A class can be static, and it can have static members, both functions and fields. A static class can't be instantiated, so in other words, it will work more as a grouping of related members than an actual class. You may choose to create a non-static class instead, but let it have certain static members. A non-static class can still be instantiated and used like a regular class, but you can't use a static member on an object of the class. A static class may only contain static members.

First, here is an example of a static class:
public static class Rectangle
{
    public static int CalculateArea(int width, int height)
    {
        return width * height;
    }
}
As you can see, we use the static keyword to mark the class as static, and then we use it again to mark the method, CalculateArea, as static as well. If we didn't do that, the compiler would complain, since we can't have a non-static member of a static class.

To use this method, we call it directly on the class, like this:
Console.WriteLine("The area is: " + Rectangle.CalculateArea(5, 4));
We could add other helpful methods to the Rectangle class, but perhaps you are wondering why we are passing on width and height to the actual method, instead of storing it inside the class and then pulling them from there when needed? Because it's static! We could store them, but only one set of dimensions, because there is only one version of a static class. This is very important to understand.

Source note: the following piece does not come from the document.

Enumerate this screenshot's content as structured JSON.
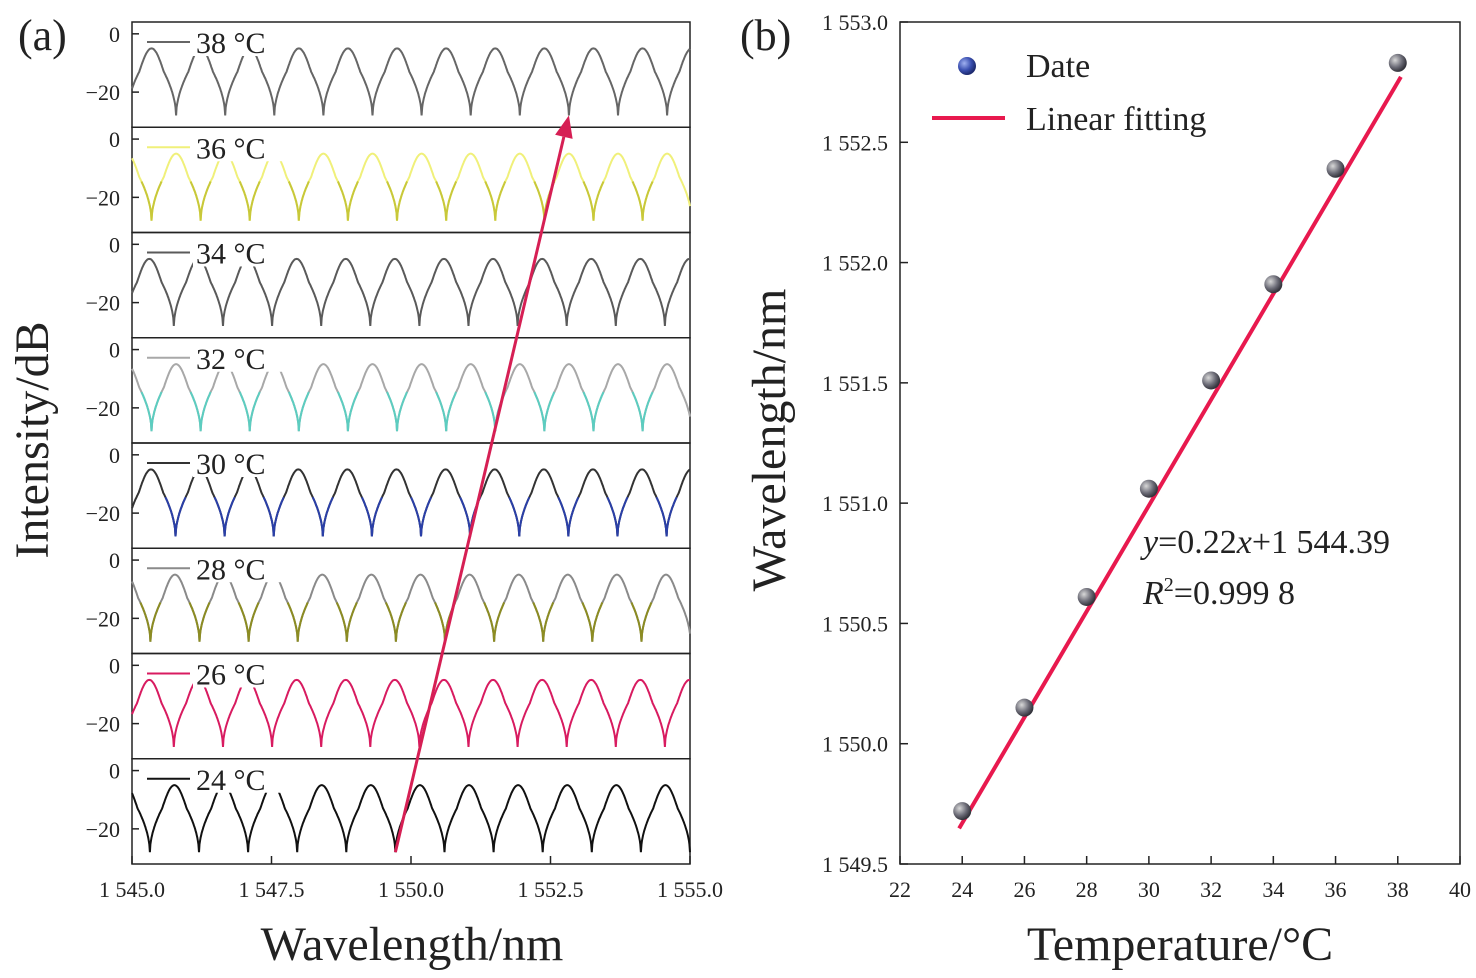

Instead, we can make the class non-static, and then have the CalculateArea as a utility function on this class:
public class Rectangle
{
    private int width, height;

    public Rectangle(int width, int height)
    {
        this.width = width;
        this.height = height;
    }

    public void OutputArea()
    {
        Console.WriteLine("Area output: " + Rectangle.CalculateArea(this.width, this.height));
    }

    public static int CalculateArea(int width, int height)
    {
        return width * height;
    }
}
As you can see, we have made the class non-static. We have also added a constructor, which takes a width and a height and assigns it to the instance. Then we have added an OutputArea method, which uses the static method to calculate the area. This is a fine example of mixing static members with non-static members, in a non-static class.

A common usage of static classes, although frowned upon by some people, are utility/helper classes, where you collect a bunch of useful methods, which might not belong together, but doesn't really seem to fit elsewhere either.